40K java and C# form 9 projects. Identity their cross-language mappings with reasonable Mean Average Precision scores.

achieve around 50% precision in recommending top-10 cross-language code mappings at various levels of granularity


NMT models use distributed vector representations of words as the basic unit to compose representations for more complex language elements, such as sentences and paragraphs. Skip-gram: Before this there was a bi-gram model which uses the most adjacent word to train the model. But in this case the word can be any word inside the window. So you can use any of the words inside the window skipping the most adjacent word. Hence skip-gram. How to compose from lower granularity to higher one? simply averaging word embeddings of all words in a text can be a strong baseline for representing the whole text for the task of short text similarity comparison. Variants of this simple averaging strategy exist, such as averaging the embeddings with their weights measured in terms of term-frequency/inverse- document-frequency (TF-IDF) to decrease the influence of the most common words.

Practical Value

What you can learn from this to make your research better?

Why don’t we combine both the code structures and the API/operator sequence information?
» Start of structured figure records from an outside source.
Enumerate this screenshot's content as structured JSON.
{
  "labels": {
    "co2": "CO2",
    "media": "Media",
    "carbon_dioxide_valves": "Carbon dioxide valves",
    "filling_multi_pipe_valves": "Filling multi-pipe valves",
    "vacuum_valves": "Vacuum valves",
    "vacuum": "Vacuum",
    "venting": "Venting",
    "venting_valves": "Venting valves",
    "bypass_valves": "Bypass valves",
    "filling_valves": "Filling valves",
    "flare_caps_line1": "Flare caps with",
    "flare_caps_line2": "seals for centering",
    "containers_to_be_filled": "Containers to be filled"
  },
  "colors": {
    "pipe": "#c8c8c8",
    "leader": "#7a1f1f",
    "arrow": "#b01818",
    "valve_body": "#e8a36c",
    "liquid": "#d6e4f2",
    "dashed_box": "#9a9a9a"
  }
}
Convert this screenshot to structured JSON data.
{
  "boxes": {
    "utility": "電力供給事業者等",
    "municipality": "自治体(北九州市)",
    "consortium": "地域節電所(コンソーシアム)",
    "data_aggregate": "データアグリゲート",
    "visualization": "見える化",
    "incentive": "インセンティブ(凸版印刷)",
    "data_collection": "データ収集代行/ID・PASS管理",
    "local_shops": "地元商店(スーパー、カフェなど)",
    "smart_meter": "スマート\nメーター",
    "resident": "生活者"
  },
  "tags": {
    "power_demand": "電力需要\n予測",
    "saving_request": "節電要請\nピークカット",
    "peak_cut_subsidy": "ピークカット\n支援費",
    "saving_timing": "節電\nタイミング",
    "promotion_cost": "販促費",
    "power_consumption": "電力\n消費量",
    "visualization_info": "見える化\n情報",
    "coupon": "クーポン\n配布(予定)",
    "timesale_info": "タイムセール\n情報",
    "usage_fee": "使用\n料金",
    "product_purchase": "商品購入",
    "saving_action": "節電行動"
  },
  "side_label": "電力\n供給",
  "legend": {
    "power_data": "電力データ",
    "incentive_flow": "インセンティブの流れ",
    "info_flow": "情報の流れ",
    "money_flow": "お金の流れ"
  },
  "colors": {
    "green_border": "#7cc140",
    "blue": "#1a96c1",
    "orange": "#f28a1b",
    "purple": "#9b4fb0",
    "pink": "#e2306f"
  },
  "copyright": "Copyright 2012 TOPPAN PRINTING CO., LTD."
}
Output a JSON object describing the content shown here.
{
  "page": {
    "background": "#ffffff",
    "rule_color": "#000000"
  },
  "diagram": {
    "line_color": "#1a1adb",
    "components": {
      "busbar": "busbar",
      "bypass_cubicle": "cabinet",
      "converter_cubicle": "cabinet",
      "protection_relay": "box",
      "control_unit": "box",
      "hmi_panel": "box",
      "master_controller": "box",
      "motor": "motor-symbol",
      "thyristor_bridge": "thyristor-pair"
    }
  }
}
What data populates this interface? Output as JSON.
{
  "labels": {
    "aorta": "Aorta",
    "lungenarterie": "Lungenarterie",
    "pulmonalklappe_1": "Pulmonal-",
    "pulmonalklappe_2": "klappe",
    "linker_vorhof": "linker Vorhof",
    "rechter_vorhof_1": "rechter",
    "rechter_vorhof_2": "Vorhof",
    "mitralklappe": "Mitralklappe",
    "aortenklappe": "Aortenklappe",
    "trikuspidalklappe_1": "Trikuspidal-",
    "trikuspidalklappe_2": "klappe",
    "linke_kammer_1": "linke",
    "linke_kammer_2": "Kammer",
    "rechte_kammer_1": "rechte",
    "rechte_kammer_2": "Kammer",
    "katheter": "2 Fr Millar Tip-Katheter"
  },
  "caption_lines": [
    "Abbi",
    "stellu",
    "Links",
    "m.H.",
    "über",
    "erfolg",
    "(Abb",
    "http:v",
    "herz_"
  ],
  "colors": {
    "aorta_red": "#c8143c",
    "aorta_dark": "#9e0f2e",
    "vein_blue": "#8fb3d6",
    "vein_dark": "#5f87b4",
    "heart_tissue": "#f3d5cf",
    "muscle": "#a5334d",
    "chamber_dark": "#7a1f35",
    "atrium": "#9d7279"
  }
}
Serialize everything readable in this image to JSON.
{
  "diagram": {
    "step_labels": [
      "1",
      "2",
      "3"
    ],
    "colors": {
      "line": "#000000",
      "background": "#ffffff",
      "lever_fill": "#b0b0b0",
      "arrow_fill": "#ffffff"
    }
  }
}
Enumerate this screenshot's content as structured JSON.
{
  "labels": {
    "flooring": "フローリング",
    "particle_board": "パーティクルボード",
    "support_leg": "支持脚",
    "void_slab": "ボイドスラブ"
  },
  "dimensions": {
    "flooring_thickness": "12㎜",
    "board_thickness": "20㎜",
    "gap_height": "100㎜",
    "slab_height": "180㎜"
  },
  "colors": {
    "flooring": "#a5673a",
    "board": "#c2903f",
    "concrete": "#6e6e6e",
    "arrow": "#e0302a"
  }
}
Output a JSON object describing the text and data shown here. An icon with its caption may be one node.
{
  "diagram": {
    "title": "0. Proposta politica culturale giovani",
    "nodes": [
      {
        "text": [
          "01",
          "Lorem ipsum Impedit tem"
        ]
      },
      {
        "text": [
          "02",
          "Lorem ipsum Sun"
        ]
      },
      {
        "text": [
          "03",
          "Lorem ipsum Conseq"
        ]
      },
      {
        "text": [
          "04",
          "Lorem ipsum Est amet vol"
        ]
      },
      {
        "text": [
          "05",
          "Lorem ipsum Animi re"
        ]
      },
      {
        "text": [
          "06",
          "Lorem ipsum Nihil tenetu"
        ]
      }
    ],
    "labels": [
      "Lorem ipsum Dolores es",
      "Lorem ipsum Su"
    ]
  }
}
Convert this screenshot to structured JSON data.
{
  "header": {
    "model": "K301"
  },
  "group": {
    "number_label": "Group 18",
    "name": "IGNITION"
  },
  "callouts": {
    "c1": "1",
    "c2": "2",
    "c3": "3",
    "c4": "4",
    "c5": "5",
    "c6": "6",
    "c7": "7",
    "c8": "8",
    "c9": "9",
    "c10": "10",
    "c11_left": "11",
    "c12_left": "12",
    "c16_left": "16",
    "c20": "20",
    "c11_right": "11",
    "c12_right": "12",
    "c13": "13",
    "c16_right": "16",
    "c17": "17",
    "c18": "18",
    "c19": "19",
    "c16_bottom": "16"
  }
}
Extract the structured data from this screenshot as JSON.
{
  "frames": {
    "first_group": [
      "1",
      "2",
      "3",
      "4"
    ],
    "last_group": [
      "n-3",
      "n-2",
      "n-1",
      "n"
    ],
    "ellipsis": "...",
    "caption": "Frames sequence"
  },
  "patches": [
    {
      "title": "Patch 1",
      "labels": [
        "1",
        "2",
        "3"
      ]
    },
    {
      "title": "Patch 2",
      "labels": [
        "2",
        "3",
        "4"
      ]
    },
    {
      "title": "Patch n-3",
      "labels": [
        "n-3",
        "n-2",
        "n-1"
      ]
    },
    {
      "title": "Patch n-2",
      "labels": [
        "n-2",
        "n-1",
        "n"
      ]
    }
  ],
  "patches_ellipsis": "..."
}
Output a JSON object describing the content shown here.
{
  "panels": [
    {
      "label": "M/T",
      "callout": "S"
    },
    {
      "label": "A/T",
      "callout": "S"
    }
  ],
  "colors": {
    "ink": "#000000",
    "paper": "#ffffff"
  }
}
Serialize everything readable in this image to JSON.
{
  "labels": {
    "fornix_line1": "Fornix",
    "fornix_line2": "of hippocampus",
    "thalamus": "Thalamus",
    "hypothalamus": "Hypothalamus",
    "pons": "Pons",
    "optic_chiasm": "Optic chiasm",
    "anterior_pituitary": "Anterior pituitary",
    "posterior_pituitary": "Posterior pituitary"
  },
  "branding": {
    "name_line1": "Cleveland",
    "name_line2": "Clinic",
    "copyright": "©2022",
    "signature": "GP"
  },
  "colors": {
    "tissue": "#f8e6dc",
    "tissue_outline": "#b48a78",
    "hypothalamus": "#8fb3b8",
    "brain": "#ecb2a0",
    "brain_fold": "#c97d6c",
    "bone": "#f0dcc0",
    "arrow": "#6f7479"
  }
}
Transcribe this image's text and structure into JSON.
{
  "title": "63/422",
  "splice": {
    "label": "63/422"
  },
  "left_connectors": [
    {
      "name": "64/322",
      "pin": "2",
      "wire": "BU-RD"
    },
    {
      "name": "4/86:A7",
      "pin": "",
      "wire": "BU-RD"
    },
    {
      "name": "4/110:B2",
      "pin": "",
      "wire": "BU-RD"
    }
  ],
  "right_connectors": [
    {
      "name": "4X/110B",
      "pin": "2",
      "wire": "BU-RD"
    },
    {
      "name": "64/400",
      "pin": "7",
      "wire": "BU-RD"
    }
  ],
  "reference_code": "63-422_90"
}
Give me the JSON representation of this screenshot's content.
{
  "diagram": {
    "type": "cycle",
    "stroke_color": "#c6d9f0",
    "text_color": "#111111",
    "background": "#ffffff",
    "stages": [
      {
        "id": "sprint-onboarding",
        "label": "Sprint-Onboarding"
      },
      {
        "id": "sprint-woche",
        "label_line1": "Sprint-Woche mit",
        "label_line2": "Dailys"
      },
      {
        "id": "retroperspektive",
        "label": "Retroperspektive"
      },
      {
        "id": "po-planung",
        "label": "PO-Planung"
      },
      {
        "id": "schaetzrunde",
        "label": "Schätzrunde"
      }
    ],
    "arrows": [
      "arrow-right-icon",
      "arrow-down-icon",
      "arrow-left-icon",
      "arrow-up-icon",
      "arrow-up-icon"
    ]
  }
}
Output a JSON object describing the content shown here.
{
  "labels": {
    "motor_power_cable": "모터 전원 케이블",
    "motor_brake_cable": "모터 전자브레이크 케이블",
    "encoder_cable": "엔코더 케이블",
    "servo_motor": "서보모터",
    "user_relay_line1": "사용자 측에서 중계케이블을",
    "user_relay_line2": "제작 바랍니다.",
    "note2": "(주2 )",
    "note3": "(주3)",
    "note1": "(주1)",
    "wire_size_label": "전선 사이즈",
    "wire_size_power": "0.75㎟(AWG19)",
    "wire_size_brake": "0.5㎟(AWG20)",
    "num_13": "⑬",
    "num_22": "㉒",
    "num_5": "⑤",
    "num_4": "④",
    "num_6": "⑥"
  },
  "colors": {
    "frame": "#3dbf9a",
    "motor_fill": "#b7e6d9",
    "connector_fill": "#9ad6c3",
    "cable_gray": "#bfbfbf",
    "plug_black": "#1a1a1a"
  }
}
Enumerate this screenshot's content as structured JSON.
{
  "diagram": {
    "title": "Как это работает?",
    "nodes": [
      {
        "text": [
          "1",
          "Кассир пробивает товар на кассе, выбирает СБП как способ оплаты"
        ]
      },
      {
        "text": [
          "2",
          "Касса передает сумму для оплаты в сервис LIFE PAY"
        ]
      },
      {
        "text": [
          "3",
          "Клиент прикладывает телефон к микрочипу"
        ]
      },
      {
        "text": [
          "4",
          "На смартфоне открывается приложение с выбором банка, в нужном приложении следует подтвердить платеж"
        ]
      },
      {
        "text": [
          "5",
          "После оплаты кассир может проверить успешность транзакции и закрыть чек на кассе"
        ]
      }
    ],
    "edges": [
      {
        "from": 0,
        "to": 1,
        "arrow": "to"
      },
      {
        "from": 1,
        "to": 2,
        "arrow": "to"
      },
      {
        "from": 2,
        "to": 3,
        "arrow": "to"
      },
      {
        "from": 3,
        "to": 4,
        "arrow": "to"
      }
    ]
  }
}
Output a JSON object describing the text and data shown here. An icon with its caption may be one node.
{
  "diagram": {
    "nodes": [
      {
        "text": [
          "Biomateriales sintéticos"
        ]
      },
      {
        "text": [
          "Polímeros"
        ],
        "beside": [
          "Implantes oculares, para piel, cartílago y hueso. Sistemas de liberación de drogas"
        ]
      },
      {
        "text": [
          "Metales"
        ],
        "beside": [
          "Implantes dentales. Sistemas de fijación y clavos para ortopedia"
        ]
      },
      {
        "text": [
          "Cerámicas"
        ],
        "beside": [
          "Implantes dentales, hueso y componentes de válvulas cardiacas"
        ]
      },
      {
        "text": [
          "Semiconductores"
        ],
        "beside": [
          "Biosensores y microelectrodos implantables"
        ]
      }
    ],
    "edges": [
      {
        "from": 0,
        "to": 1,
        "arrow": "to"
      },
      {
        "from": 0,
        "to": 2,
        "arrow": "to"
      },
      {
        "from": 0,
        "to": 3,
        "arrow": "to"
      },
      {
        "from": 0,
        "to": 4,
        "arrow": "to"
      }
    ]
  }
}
For a programmer, he will go back and forth between these two different levels of abstractions.

Details and Problems From the presenters’ point of view, what questions might audience ask?

What is the ground-truth?

How is the training data looking like? How much do we have of them?

A parallel corpus is a collection of source code in one language and their translation into another language We utilize the similarity among file names to identify files in different languages that implement a same functionality

We then normalize the token streams in the files to remove semantic-irrelevant information (e.g., some variable names) and add more structural and some semantic information

What does “mapping” mean in evaluation? Does this tool generate the translated code from source code? There is not example of mapping? Why is this mapping only a list of API pairs? Shouldn’t the mapping be source-to-source. Disappointed.